Blomberg Björn A, Thomassen Anders, Takx Richard A P, Vilstrup Mie H, Hess Søren, Nielsen Anne L, Diederichsen Axel C P, Mickley Hans, Alavi Abass, Høilund-Carlsen Poul F
Department of Nuclear Medicine, Odense University Hospital, Sdr. Boulevard 29, 5000, Odense, Denmark,
J Nucl Cardiol. 2014 Apr;21(2):293-304. doi: 10.1007/s12350-013-9829-5. Epub 2013 Dec 5.
This study aimed to determine if delayed sodium (18)F-fluoride (Na(18)F) PET/CT imaging improves quantification of vascular calcification metabolism. Blood-pool activity can disturb the arterial Na(18)F signal. With time, blood-pool activity declines. Therefore, delayed imaging can potentially improve quantification of vascular calcification metabolism.
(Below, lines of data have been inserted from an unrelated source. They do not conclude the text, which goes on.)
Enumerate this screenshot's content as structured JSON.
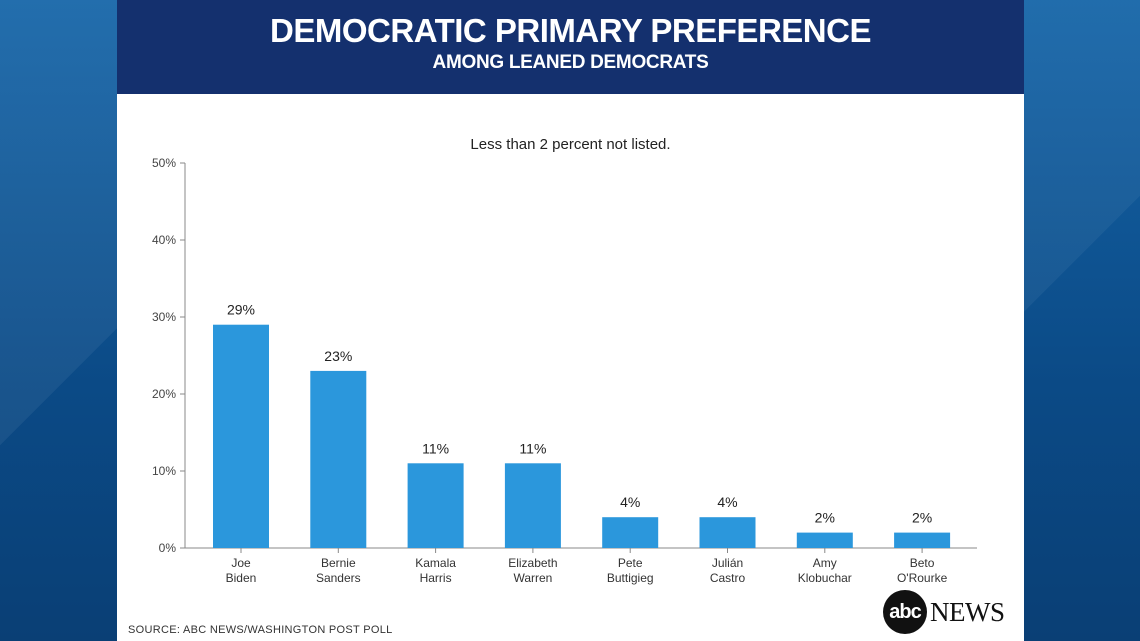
{
  "header": {
    "title": "DEMOCRATIC PRIMARY PREFERENCE",
    "subtitle": "AMONG LEANED DEMOCRATS"
  },
  "note": "Less than 2 percent not listed.",
  "source": "SOURCE: ABC NEWS/WASHINGTON POST POLL",
  "logo": {
    "circle_text": "abc",
    "news_text": "NEWS"
  },
  "colors": {
    "bar": "#2b97dc",
    "header": "#14306e",
    "axis": "#888888"
  },
  "chart_data": {
    "type": "bar",
    "categories": [
      [
        "Joe",
        "Biden"
      ],
      [
        "Bernie",
        "Sanders"
      ],
      [
        "Kamala",
        "Harris"
      ],
      [
        "Elizabeth",
        "Warren"
      ],
      [
        "Pete",
        "Buttigieg"
      ],
      [
        "Julián",
        "Castro"
      ],
      [
        "Amy",
        "Klobuchar"
      ],
      [
        "Beto",
        "O'Rourke"
      ]
    ],
    "values": [
      29,
      23,
      11,
      11,
      4,
      4,
      2,
      2
    ],
    "value_labels": [
      "29%",
      "23%",
      "11%",
      "11%",
      "4%",
      "4%",
      "2%",
      "2%"
    ],
    "ylim": [
      0,
      50
    ],
    "yticks": [
      0,
      10,
      20,
      30,
      40,
      50
    ],
    "ytick_labels": [
      "0%",
      "10%",
      "20%",
      "30%",
      "40%",
      "50%"
    ],
    "grid": false
  }
}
Twenty healthy volunteers and 18 patients with chest pain were prospectively assessed by triple time-point PET/CT imaging at approximately 45, 90, and 180 minutes after Na(18)F administration. For each time point, global uptake of Na(18)F was determined in the coronary arteries and thoracic aorta by calculating the blood-pool-corrected maximum standardized uptake value (cSUV(MAX)). A target-to-background ratio (TBR) was calculated to determine the contrast resolution at 45, 90, and 180 minutes. Furthermore, we assessed whether the acquisition time-point affected the relation between cSUV(MAX) and the estimated 10-year risk for fatal cardiovascular disease (SCORE %). Coronary cSUV(MAX) (P = .533) and aortic cSUV(MAX) (P = .654) remained similar with time, whereas the coronary TBR (P < .0001) and aortic TBR (P < .0001) significantly increased with time. Even though the contrast resolution improved with time, positive correlations between SCORE % and coronary cSUV(MAX) (P < .020) and aortic cSUV(MAX) (P < .005) were observed at all investigated time points.
Delayed Na(18)F PET/CT imaging does not improve quantification of vascular calcification metabolism. Although contrast resolution improves with time, arterial Na(18)F avidity is invariant to the time between Na(18)F administration and PET/CT acquisition. Therefore, the optimal PET/CT acquisition time-point to quantify vascular calcification metabolism is achieved as early as 45 minutes after Na(18)F administration.
本研究旨在确定延迟的钠[¹⁸F]氟化物(Na[¹⁸F])PET/CT成像是否能改善血管钙化代谢的定量分析。血池活性会干扰动脉Na[¹⁸F]信号。随着时间推移,血池活性会下降。因此,延迟成像可能会改善血管钙化代谢的定量分析。
20名健康志愿者和18名胸痛患者在注射Na[¹⁸F]后约45、90和180分钟接受了三次时间点的PET/CT成像前瞻性评估。对于每个时间点,通过计算校正血池后的最大标准化摄取值(cSUV(MAX))来确定冠状动脉和胸主动脉中Na[¹⁸F]的整体摄取情况。计算目标与背景比值(TBR)以确定在45、90和180分钟时的对比分辨率。此外,我们评估了采集时间点是否会影响cSUV(MAX)与估计的10年致命心血管疾病风险(SCORE%)之间的关系。冠状动脉cSUV(MAX)(P = 0.533)和主动脉cSUV(MAX)(P = 0.654)随时间保持相似,而冠状动脉TBR(P < 0.0001)和主动脉TBR(P < 0.0001)随时间显著增加。尽管对比分辨率随时间提高,但在所有研究时间点均观察到SCORE%与冠状动脉cSUV(MAX)(P < 0.020)和主动脉cSUV(MAX)(P < 0.005)之间存在正相关。
延迟的Na[¹⁸F]PET/CT成像并不能改善血管钙化代谢的定量分析。尽管对比分辨率随时间提高,但动脉对Na[¹⁸F]的摄取在注射Na[¹⁸F]与PET/CT采集之间的时间内是不变的。因此,在注射Na[¹⁸F]后最早45分钟即可实现定量血管钙化代谢的最佳PET/CT采集时间点。